High Cost Loop
High Cost Loop (HCL) support is available to rural price-cap and rate-of-return incumbent carriers and competitive carriers providing service in the areas of these rural companies, which must be designated as eligible telecommunications carriers (ETCs) by their state commissions or the Federal Communications Commission (FCC).
HCL support provides support for the last mile of connection for rural companies in service areas where the cost to provide this service exceeds 115 percent of the national average cost per line. There also was a limited amount of HCL support for non-rural companies, which was known as interim hold harmless support. At present, there are no non-rural companies that receive interim hold harmless support.
HCL support is subject to an annual indexed cap.
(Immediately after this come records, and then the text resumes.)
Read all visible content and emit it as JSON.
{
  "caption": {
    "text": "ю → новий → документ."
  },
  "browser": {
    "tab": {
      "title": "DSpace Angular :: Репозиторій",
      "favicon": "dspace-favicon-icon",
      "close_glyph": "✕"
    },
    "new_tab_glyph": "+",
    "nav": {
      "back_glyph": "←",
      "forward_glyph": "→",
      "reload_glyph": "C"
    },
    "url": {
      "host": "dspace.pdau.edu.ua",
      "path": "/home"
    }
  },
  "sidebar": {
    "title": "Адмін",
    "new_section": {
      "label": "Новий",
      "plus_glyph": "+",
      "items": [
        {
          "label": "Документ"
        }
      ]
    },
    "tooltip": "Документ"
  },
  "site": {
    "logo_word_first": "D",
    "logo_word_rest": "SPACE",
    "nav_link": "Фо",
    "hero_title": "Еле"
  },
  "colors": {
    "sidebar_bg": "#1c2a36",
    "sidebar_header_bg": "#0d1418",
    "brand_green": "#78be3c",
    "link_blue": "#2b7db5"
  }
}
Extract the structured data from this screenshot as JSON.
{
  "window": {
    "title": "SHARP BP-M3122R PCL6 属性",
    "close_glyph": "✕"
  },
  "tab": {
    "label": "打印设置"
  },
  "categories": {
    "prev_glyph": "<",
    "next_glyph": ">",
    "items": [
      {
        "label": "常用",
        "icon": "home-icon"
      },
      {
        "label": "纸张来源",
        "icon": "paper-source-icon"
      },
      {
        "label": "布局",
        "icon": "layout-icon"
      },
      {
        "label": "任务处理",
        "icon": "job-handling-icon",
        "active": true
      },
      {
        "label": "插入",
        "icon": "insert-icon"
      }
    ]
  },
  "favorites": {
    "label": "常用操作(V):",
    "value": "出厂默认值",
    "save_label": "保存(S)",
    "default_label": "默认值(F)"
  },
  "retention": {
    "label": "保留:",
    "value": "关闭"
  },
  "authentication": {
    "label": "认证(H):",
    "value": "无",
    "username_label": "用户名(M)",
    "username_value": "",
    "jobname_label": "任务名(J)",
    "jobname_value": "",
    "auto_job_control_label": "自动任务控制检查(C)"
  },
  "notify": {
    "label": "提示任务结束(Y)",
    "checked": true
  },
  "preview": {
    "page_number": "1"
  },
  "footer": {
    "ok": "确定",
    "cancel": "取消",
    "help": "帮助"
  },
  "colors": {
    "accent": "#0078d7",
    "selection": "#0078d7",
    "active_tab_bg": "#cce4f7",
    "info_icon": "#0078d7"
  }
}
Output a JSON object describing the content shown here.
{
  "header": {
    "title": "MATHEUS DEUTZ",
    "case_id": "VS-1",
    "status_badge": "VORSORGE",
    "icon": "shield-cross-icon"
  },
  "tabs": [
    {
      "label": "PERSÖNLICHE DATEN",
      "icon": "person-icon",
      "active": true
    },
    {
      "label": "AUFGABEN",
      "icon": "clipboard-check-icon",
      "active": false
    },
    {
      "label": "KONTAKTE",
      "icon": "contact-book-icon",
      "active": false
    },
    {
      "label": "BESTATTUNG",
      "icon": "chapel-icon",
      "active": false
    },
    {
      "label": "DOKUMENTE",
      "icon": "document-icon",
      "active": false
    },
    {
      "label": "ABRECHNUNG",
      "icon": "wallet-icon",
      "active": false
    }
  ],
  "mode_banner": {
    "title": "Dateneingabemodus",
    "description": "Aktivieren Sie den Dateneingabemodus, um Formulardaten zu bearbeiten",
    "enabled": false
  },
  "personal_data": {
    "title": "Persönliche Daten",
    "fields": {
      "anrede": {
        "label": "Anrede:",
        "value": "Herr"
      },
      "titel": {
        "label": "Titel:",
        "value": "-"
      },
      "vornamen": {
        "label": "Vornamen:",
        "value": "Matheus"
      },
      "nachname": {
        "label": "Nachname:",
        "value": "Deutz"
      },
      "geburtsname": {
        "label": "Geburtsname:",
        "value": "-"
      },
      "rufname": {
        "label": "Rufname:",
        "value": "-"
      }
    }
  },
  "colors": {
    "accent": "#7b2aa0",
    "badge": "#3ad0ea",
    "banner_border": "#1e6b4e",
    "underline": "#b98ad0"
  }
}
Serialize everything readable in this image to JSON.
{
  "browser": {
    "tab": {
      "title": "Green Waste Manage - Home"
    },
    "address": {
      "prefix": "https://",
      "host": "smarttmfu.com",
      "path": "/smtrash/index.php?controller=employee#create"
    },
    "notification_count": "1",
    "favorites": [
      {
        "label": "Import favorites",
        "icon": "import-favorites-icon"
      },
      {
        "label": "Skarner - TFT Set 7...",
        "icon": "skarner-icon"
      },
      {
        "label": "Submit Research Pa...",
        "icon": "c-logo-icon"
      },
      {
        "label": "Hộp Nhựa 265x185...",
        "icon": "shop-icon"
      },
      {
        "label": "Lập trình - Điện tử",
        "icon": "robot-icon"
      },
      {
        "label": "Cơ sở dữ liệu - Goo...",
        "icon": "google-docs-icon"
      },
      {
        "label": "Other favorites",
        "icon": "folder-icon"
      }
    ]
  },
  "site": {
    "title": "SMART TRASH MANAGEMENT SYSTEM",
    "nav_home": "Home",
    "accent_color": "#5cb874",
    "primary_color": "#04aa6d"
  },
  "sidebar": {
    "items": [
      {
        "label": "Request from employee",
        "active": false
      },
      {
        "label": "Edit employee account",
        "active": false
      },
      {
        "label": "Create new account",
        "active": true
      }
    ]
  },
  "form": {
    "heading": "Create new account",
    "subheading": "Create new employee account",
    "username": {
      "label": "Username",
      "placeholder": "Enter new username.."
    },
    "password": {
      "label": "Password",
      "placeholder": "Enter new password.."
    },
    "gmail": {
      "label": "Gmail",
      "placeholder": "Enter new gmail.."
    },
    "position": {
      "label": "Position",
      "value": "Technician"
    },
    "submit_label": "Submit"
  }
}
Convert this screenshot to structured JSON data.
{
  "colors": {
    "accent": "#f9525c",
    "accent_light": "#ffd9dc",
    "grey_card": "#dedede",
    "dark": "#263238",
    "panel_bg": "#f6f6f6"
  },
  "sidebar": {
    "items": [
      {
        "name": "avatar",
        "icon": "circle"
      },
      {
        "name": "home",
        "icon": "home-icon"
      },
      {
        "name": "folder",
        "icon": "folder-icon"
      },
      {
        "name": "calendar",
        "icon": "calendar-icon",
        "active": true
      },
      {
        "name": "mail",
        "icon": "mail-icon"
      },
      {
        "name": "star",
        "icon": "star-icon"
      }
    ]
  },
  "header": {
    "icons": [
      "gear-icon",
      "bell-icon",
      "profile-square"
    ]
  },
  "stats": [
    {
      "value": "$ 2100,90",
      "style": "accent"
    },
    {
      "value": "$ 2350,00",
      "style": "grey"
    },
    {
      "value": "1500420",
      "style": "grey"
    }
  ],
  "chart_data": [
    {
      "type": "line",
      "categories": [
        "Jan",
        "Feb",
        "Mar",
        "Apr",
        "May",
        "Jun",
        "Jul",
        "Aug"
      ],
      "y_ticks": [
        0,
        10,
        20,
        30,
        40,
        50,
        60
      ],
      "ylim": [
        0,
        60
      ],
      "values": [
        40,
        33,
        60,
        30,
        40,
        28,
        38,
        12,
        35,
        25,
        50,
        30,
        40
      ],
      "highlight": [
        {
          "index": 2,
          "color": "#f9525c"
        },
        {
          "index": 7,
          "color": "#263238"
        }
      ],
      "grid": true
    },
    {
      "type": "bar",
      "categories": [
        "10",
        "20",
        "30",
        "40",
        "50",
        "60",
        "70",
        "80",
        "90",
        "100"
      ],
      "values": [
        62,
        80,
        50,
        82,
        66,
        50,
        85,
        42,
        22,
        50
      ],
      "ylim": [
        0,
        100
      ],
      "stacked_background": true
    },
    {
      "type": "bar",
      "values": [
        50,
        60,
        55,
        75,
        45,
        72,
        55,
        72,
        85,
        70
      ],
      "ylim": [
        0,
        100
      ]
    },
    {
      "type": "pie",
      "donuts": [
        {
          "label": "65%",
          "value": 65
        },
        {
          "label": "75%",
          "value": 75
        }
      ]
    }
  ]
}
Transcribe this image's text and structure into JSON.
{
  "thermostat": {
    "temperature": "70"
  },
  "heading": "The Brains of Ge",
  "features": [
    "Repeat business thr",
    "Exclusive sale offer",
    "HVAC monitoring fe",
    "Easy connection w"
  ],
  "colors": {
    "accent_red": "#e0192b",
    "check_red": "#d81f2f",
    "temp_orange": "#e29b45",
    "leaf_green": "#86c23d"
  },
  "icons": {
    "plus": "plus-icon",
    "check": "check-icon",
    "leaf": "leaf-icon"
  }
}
For rural carriers, the cap is based on the prior year’s rural HCL support and a Rural Growth Factor, which allows HCL support to change based on annual changes in the Gross Domestic Product-Chained Price Index (GDP-CPI) and the total number of working loops of rural carriers.
Carriers with artificially low local rates will have per-line HCL support reduced dollar-for-dollar until it meets the urban rate floor. Additionally, HCL support received by price cap carriers and their ROR affiliates was removed from the HCL cap.
ROR carriers have updated limits on capital and operating costs for HCL support and updated corporate operating expense limits for HCL support as well as ICLS.
HCL is covered in Subpart F of Part 36 of the FCC’s rules (47 CFR Section 36.601 et seq).